This happened to me in Laravel Homestead (Vagrant after a kernel panic running Mac OS Sierra 10.12.4 (16E195):
$ lsb_release -a No LSB modules are available. Distributor ID: Ubuntu Description: Ubuntu 14.04.3 LTS Release: 14.04 Codename: trusty $ mysql -V mysql Ver 14.14 Distrib 5.7.9, for Linux (x86_64) using EditLine wrapper
Here are some resources you can try, although none of the repair options worked for me:
https://dev.mysql.com/doc/refman/5.7/en/forcing-innodb-recovery.html
https://forums.mysql.com/read.php?22,603093,604631#msg-604631
https://support.plesk.com/hc/en-us/articles/213939865-How-to-fix-InnoDB-corruption-cases-for-the-MySQL-database
I tried adding force recovery to mysql config (start at 1 and go progressively higher since supposedly higher numbers can cause permanent corruption):
sudo nano /etc/mysql/my.cnf
[mysqld] innodb_force_recovery = 1 #innodb-read-only=1 #innodb_purge_threads=0 #key_buffer_size=16M #event-scheduler=disabled
In another window, run:
tail -f /var/log/mysql/error.log
Then try restarting mysqld with the various options enabled:
sudo /etc/init.d/mysql restart
If it works, the log will show something like:
Version: '5.7.9' socket: '/var/run/mysqld/mysqld.sock' port: 3306 MySQL Community Server (GPL)
If it fails, the log will show something like:
InnoDB: Assertion failure in thread 140049488692992 in file log0recv.cc line 1420
When worse came to worse, I tried removing databases likely to be corrupt:
sudo ls -alt /var/lib/mysql
It turned out that the database I had been working on was the most recently modified one at the top of the list.
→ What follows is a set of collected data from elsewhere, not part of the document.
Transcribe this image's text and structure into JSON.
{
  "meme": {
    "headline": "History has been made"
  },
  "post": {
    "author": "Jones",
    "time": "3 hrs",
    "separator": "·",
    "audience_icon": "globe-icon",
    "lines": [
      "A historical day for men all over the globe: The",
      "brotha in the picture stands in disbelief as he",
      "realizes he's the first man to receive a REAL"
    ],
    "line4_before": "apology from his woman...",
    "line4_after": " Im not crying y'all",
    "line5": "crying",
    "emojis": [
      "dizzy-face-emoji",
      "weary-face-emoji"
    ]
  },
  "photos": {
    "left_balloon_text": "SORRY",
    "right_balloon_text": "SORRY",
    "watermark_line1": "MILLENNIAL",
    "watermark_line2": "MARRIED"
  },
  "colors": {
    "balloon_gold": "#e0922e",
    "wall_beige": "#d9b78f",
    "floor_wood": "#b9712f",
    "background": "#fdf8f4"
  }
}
Luckily I had a SQL dump for it from that day so was able to remove it:
sudo rm -rf /var/lib/mysql/<database_name>
I left all of the other files, and mysql was able to start anyway.
Then I recreated the database with Sequel Pro, reimported my data and was able to move on without having to throw away all of the databases from my other projects.
Going forward, I must assume that any mysql database can get corrupted and try to keep daily backups and have the database recreation script documented or coded into my continuous integration tools.